On the other hand, a very different picture emerges if you look at the levels of oxidized LDL levels as shown below.

Even without a background in statistics you can see a very striking relationship in the prediction of heart disease with increasing levels of oxidized LDL levels.

So why don’t physicians use oxidized LDL levels as an indicator of heart disease risk? First, the test is much more difficult to do than a simple cholesterol test. Second, it ruins a great story that is easy to communicate to the patient. Third, the best way of reducing oxidized LDL levels is natural anti-oxidants, such as polyphenols, that have no patent protection (3,4). Reducing LDL cholesterol is simple. Just take a statin drug for the rest of your life. Reducing oxidized LDL cholesterol requires having plenty of antioxidants in your diet with polyphenols the most powerful.

Now there is another new entry into the LDL story. This is “super-sticky” LDL. In an online pre-publication, it was demonstrated that this new type of LDL particle may be even worse than oxidized cholesterol in promoting the development of heart disease (5). This “super-sticky” LDL comes from the formation of advanced glycosylation end products (AGEs). I described this formation of protein-carbohydrate linkages as an integral part of the aging process in my book, “The Anti-Aging Zone,” published more than a decade ago (6).

The best way to reduce the production of “super-sticky” LDL is to reduce blood sugar levels. This helps explain why individuals with diabetes are two to three times more likely to develop heart disease. The best way to reduce elevated blood sugar is the Zone diet. That’s why the latest dietary recommendations for the treatment of diabetes by the Joslin Diabetes Research Center at Harvard Medical School are essentially identical to the Zone diet.

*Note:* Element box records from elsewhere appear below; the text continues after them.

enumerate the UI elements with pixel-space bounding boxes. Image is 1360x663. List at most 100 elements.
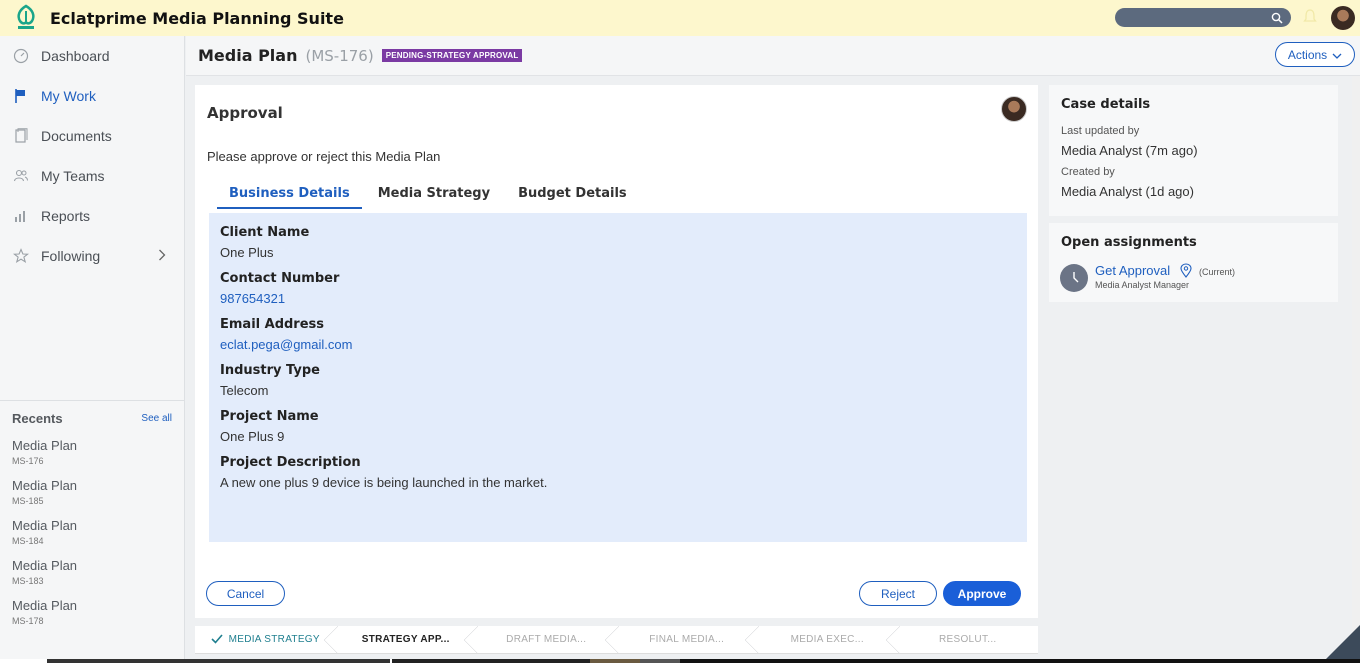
field-value: One Plus bbox=[220, 245, 274, 260]
recent-item-label: Media Plan bbox=[12, 598, 78, 613]
assignment-status: (Current) bbox=[1199, 267, 1236, 277]
recent-item-label: Media Plan bbox=[12, 518, 78, 533]
settings-corner[interactable] bbox=[1322, 625, 1360, 663]
bar-chart-icon bbox=[12, 207, 30, 225]
actions-button[interactable]: Actions bbox=[1275, 42, 1355, 67]
app-logo-icon[interactable] bbox=[12, 3, 40, 33]
case-details-panel: Case details Last updated by Media Analy… bbox=[1049, 85, 1338, 216]
industry-type-field: Industry Type Telecom bbox=[220, 363, 1016, 398]
details-tabs: Business Details Media Strategy Budget D… bbox=[217, 182, 643, 209]
sidebar-item-dashboard[interactable]: Dashboard bbox=[0, 36, 184, 76]
reject-button[interactable]: Reject bbox=[859, 581, 937, 606]
recent-item-label: Media Plan bbox=[12, 438, 78, 453]
field-label: Contact Number bbox=[220, 271, 340, 286]
recent-item-id: MS-183 bbox=[12, 576, 44, 586]
last-updated-value: Media Analyst (7m ago) bbox=[1061, 143, 1198, 158]
field-label: Industry Type bbox=[220, 363, 320, 378]
recent-item-id: MS-176 bbox=[12, 456, 44, 466]
recent-item[interactable]: Media Plan MS-176 bbox=[0, 438, 184, 466]
case-details-title: Case details bbox=[1061, 97, 1151, 112]
clock-icon bbox=[1060, 264, 1088, 292]
project-name-field: Project Name One Plus 9 bbox=[220, 409, 1016, 444]
recent-item-id: MS-185 bbox=[12, 496, 44, 506]
email-address-field: Email Address eclat.pega@gmail.com bbox=[220, 317, 1016, 352]
sidebar-item-documents[interactable]: Documents bbox=[0, 116, 184, 156]
stage-draft-media[interactable]: DRAFT MEDIA... bbox=[476, 626, 618, 653]
field-label: Client Name bbox=[220, 225, 310, 240]
recents-title: Recents bbox=[12, 411, 63, 426]
tab-budget-details[interactable]: Budget Details bbox=[506, 182, 639, 209]
chevron-down-icon bbox=[1332, 48, 1342, 62]
sidebar-item-label: Reports bbox=[41, 208, 91, 224]
taskbar-strip bbox=[0, 659, 1360, 663]
sidebar-item-following[interactable]: Following bbox=[0, 236, 184, 276]
field-value: One Plus 9 bbox=[220, 429, 285, 444]
recent-item[interactable]: Media Plan MS-183 bbox=[0, 558, 184, 586]
sidebar-item-label: Documents bbox=[41, 128, 112, 144]
chevron-right-icon[interactable] bbox=[158, 248, 166, 264]
stage-media-execution[interactable]: MEDIA EXEC... bbox=[757, 626, 899, 653]
field-label: Project Name bbox=[220, 409, 319, 424]
see-all-link[interactable]: See all bbox=[141, 413, 172, 424]
assignment-link[interactable]: Get Approval bbox=[1095, 263, 1170, 278]
created-by-label: Created by bbox=[1061, 166, 1115, 178]
gauge-icon bbox=[12, 47, 30, 65]
sidebar-item-my-work[interactable]: My Work bbox=[0, 76, 184, 116]
tab-business-details[interactable]: Business Details bbox=[217, 182, 362, 209]
sidebar-item-label: Dashboard bbox=[41, 48, 110, 64]
recent-item[interactable]: Media Plan MS-185 bbox=[0, 478, 184, 506]
recent-item[interactable]: Media Plan MS-184 bbox=[0, 518, 184, 546]
stage-label: DRAFT MEDIA... bbox=[506, 634, 587, 645]
stage-label: RESOLUT... bbox=[939, 634, 997, 645]
field-value: A new one plus 9 device is being launche… bbox=[220, 475, 548, 490]
open-assignments-title: Open assignments bbox=[1061, 235, 1197, 250]
document-icon bbox=[12, 127, 30, 145]
created-by-value: Media Analyst (1d ago) bbox=[1061, 184, 1194, 199]
bell-icon[interactable] bbox=[1303, 9, 1317, 25]
sidebar-item-my-teams[interactable]: My Teams bbox=[0, 156, 184, 196]
scrollbar[interactable] bbox=[1352, 76, 1360, 663]
actions-label: Actions bbox=[1287, 47, 1328, 62]
app-title: Eclatprime Media Planning Suite bbox=[50, 8, 344, 28]
cancel-button[interactable]: Cancel bbox=[206, 581, 285, 606]
approve-button[interactable]: Approve bbox=[943, 581, 1021, 606]
contact-number-field: Contact Number 987654321 bbox=[220, 271, 1016, 306]
assignee-avatar bbox=[1001, 96, 1027, 122]
assignment-role: Media Analyst Manager bbox=[1095, 280, 1190, 290]
recent-item-label: Media Plan bbox=[12, 558, 78, 573]
sidebar-item-label: Following bbox=[41, 248, 101, 264]
sidebar-item-label: My Work bbox=[41, 88, 96, 104]
user-avatar[interactable] bbox=[1331, 6, 1355, 30]
check-icon bbox=[211, 633, 223, 647]
project-description-field: Project Description A new one plus 9 dev… bbox=[220, 455, 1016, 490]
approval-title: Approval bbox=[207, 104, 283, 122]
stage-label: FINAL MEDIA... bbox=[649, 634, 725, 645]
stage-final-media[interactable]: FINAL MEDIA... bbox=[617, 626, 759, 653]
stage-media-strategy[interactable]: MEDIA STRATEGY bbox=[195, 626, 337, 653]
search-input[interactable] bbox=[1115, 8, 1291, 27]
approval-card: Approval Please approve or reject this M… bbox=[195, 85, 1038, 618]
field-value: Telecom bbox=[220, 383, 269, 398]
search-icon[interactable] bbox=[1271, 11, 1283, 29]
tab-media-strategy[interactable]: Media Strategy bbox=[366, 182, 502, 209]
instructions-text: Please approve or reject this Media Plan bbox=[207, 149, 441, 164]
email-link[interactable]: eclat.pega@gmail.com bbox=[220, 337, 1016, 352]
star-icon bbox=[12, 247, 30, 265]
page-title: Media Plan bbox=[198, 46, 298, 65]
recent-item-id: MS-184 bbox=[12, 536, 44, 546]
stage-progress-bar: MEDIA STRATEGY STRATEGY APP... DRAFT MED… bbox=[195, 626, 1038, 654]
last-updated-label: Last updated by bbox=[1061, 125, 1140, 137]
recent-item-label: Media Plan bbox=[12, 478, 78, 493]
recent-item[interactable]: Media Plan MS-178 bbox=[0, 598, 184, 626]
stage-resolution[interactable]: RESOLUT... bbox=[898, 626, 1039, 653]
users-icon bbox=[12, 167, 30, 185]
stage-strategy-approval[interactable]: STRATEGY APP... bbox=[336, 626, 478, 653]
sidebar-item-reports[interactable]: Reports bbox=[0, 196, 184, 236]
recent-item-id: MS-178 bbox=[12, 616, 44, 626]
stage-label: STRATEGY APP... bbox=[361, 634, 450, 645]
top-bar: Eclatprime Media Planning Suite bbox=[0, 0, 1360, 36]
stage-label: MEDIA EXEC... bbox=[790, 634, 864, 645]
sidebar: Dashboard My Work Documents My Teams Rep… bbox=[0, 36, 185, 663]
phone-link[interactable]: 987654321 bbox=[220, 291, 1016, 306]
case-id: (MS-176) bbox=[305, 46, 374, 65]
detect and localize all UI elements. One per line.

Heart disease remains the number-one cause of death in America. Unfortunately, it is more complex than “taking a statin a day to keep death away”.

References

  1. Maor I and Aviram M. “Oxidized low-density lipoprotein leads to macrophage accumulation of unesterified cholesterol as a result of lysosomal trapping of the lipoprotein hydrolyzed cholesterol ester.” J Lipid Res 35: 803-819 (1994)
  2. Simvastatin Study Group. “Randomized trial of cholesterol lowering in 4,444 patients with coronary heart disease: the Scandinavian Simvastatin Survival Study (4S).” Lancet 344: 1383-1389 (1994)
  3. Shafiee M, Carbonneau MA, Urban N, Descomps B, and Leger CL. “Grape and grape seed extract capacities at protecting LDL against oxidation generated by Cu2+, AAPH or SIN-1 and at decreasing superoxide THP-1 cell production.” Free Radic Res 37: 573-584 (2003) (ISSN: 1071-5762)
  4. Chen CY, Yi L, Jin X, Mi MT, Zhang T, Ling WH, and Yu B. “Delphinidin attenuates stress injury induced by oxidized low-density lipoprotein in human umbilical vein endothelial cells.” Chem Biol Interact 183: 105-112 (2010)
  5. Rabbani N, Godfrey L, Xue M, Shaheen F, Geoffrion M, Milne R, and Thornalley PJ. “Glycation of LDL by methylglyoxal increases arterial atherogenicity.” Diabetes 60 doi:10.2337/db09-1455 (2011)
  6. Sears B. “The Anti-Aging Zone.” Regan Press. New York, NY (1999)

Nothing contained in this blog is intended to be instructional for medial diagnosis or treatment. If you have a medical concern or issue, please consult your personal physician immediately.